Os 356 de 1956 ganhavam a letra A no nome para indicar a evolução da espécie. O motor passava para 1.582 cm³ (82,5 x 74 mm) e, com carburador duplo, desenvolvia 60 cv a 4.500 rpm e 11,2 m.kgf. Toda a linha ganhava pneus 5,60-15 em vez de 5,00-16, geometria de direção alterada para produzir subesterço e amortecedor de direção. No painel, o conta-giros passava para o meio, posição que se tornaria característica da marca. Pára-brisa curvo e acabamento mais esmerado marcavam o 356 A, com o qual se atingiria a marca de 10 mil Porsches produzidos em março.

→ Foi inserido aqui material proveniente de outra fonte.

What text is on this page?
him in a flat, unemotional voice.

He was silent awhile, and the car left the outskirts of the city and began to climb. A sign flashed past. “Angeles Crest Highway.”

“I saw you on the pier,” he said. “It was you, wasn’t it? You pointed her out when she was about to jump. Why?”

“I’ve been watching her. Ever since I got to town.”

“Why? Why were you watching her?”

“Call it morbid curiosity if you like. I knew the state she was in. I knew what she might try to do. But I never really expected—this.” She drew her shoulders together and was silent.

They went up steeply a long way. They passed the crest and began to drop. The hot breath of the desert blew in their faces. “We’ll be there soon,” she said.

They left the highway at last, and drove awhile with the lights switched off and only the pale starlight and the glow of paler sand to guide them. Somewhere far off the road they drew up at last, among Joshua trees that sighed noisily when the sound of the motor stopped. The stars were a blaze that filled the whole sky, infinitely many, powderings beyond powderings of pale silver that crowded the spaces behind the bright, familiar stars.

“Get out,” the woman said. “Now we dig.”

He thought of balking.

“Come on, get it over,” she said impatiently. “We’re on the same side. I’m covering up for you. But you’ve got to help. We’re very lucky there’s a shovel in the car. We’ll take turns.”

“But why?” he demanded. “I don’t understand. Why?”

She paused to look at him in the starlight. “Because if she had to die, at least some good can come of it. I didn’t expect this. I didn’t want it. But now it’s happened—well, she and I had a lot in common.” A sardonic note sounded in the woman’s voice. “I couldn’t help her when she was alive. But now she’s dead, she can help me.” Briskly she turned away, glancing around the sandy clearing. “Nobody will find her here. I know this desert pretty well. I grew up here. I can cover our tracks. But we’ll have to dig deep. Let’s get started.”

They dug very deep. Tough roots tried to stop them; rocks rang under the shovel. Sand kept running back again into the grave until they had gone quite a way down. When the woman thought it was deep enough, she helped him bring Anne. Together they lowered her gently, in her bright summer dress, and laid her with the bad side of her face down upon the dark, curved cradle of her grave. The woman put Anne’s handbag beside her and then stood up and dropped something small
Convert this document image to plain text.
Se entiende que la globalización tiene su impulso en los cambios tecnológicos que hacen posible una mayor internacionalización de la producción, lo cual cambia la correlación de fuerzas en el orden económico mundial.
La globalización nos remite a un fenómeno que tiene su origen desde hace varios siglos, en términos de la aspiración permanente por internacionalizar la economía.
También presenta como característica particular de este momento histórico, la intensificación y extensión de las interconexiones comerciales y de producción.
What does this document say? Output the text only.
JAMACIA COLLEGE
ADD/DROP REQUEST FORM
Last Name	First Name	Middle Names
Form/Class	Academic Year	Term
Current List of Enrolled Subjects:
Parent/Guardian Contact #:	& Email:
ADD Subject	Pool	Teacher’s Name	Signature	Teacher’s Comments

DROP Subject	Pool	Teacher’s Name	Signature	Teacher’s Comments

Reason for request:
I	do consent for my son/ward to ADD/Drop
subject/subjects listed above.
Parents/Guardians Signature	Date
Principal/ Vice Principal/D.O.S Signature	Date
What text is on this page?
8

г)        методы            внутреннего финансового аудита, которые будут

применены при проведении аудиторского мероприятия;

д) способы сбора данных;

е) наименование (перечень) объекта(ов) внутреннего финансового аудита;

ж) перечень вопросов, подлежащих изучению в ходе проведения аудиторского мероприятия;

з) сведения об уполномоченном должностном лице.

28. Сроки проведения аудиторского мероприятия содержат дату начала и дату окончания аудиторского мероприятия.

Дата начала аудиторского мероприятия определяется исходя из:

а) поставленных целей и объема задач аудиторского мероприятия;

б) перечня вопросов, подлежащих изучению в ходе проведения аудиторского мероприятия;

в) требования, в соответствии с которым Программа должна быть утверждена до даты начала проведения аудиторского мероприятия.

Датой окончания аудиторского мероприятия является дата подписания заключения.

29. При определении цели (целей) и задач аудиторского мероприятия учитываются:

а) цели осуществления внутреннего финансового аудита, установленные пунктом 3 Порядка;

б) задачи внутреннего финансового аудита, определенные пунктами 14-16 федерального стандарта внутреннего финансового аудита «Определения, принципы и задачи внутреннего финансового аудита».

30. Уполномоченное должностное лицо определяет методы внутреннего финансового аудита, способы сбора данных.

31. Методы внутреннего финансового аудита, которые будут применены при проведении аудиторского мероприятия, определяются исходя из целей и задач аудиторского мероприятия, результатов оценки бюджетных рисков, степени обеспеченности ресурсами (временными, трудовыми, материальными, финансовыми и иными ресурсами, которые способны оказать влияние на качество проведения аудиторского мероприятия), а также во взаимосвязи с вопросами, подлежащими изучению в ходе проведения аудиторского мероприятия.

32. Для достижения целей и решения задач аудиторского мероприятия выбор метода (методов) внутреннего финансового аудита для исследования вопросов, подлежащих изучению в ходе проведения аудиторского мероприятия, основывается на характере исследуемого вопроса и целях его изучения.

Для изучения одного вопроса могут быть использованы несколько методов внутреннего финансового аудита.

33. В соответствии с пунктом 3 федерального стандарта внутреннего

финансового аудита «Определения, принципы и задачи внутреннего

Esse 356 de silhueta diferente é o cupê hardtop, produzido pela Karmann, que parecia um conversível com a capota fechada

No modelo 1957, uma série de pequenos detalhes era acrescida à linha: a lanterna ganhava forma de gota, no lugar das circulares, e as luzes de direção dianteiras tinham contorno cromado. As janelas traseiras do conversível e do Speedster eram alargadas, enquanto o teto do segundo permitia mais espaço — ou menos aperto — aos ocupantes mais altos. No novo Carrera de Luxe, um aquecedor tentava neutralizar o nada lisonjeiro apelido “a mais cara geladeira da Europa”.

Já para 1958, o Carrera GT ia 10 cv além e pesava menos com janelas laterais e traseiras de acrílico transparente incolor, suportes do pára-choque e bancos-concha do Speedster. Seus freios tinham tambores maiores, para segurar todo seu entusiasmo quando necessário. Para toda a linha, a nova caixa de direção ZF, do tipo Ross com esferas recirculantes, dava mais precisão e, exceto no Carrera, o escapamento saía acoplado à barra do pára-choque traseiro. Os bancos eram refeitos e o câmbio estava mais próximo. Chegava ainda um cupê hardtop, produzido pela Karmann em Osnabrück.

A versão 356 B, lançada em 1960, tinha pára-choques mais altos e novos faróis, em um estilo semelhante ao que surgiria em 1963 no primeiro 911

Em agosto daquele ano surgia o substituto do Speedster, com o intuito de fazer dele um carro menos rústico. O conversível D tinha janelas de vidro em vez de cortinas e bancos de verdade no lugar das conchas. Para 1959 o conversível de luxo não vinha mais como Carrera. O motor 1,6-litro com virabrequim roletado era mantido do ano anterior. O de Luxe produzia 105 cv, enquanto o GT marcava 115 cv a 6.500 rpm.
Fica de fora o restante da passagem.